A jury has awarded a teenage driver, who suffered a traumatic brain injury when his car hit a tree, $14 million in airbag injury compensation after a hearing in the State of Virginia Circuit Court.
Zachary Duncan from Radford, Virginia, was just sixteen years of age when the Hyundai Tiberon he was driving left the road and crashed into a tree in February 2010. The passenger accompanying Zachary escaped unhurt, but the teenage driver suffered a traumatic brain injury which left him in a coma for a week.
Zachary (now 20 years of age) had to learn to walk and talk again after his accident and, although he graduated from High School with a modified program, will need placement in a long-term care facility as he suffers from cognitive deficiencies which make him forgetful and emotionally unstable.
Through his parents, Zachary made a claim for airbag injury compensation against the manufacturers of the car – Hyundai Motor Co – claiming that the side airbag had failed to deploy which would have in all probability prevented Zachary from sustaining his injury.
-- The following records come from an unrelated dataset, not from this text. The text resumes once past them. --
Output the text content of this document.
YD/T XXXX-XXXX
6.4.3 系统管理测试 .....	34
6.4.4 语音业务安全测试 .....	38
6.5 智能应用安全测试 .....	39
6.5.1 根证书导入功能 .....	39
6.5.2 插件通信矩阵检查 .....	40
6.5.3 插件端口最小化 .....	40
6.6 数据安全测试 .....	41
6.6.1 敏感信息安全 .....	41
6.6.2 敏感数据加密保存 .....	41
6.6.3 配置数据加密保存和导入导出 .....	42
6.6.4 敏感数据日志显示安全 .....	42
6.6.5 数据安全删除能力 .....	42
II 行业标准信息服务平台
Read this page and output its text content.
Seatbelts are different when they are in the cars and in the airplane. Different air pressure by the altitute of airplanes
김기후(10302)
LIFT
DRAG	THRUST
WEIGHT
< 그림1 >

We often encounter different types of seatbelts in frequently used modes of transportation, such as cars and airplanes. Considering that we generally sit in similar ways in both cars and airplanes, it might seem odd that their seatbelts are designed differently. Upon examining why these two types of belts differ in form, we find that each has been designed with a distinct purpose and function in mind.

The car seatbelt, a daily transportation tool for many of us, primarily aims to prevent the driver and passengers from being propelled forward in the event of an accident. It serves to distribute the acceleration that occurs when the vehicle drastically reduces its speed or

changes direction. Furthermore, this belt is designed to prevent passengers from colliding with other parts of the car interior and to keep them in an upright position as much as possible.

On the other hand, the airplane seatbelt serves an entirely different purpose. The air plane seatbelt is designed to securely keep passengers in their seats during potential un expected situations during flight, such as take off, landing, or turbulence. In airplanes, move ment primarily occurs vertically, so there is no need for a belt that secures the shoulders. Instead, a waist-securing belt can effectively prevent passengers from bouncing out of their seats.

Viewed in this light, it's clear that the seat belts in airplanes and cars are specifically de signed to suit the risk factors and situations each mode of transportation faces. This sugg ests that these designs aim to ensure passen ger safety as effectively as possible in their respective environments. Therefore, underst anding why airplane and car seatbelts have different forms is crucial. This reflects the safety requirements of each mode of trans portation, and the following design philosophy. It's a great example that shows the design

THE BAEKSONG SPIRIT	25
The Hyundai Motor Co denied their liability, claiming that side airbags were designed to protect the driver from side impact and that the side airbags fitted in Zachary´s Tiberon were not legislated by the industry at the time the car had been manufactured, but had been fitted by Hyundai anyway.
However, at the State of Virginia Circuit Court in Pulaski County, the jury was told that the sensors for the side airbags were located under the driver´s seat and in the wrong position for the deployment of the side airbag.
The jury deliberated for ten hours before returning a verdict in favor of Zachary on the grounds that Hyundai had breached the implied warranty of merchantability and supplied a vehicle which was “unreasonably dangerous”. Zachary was awarded $14 million in general damages, with his family receiving a further $140,000 in respect of the medical expenses they had already incurred.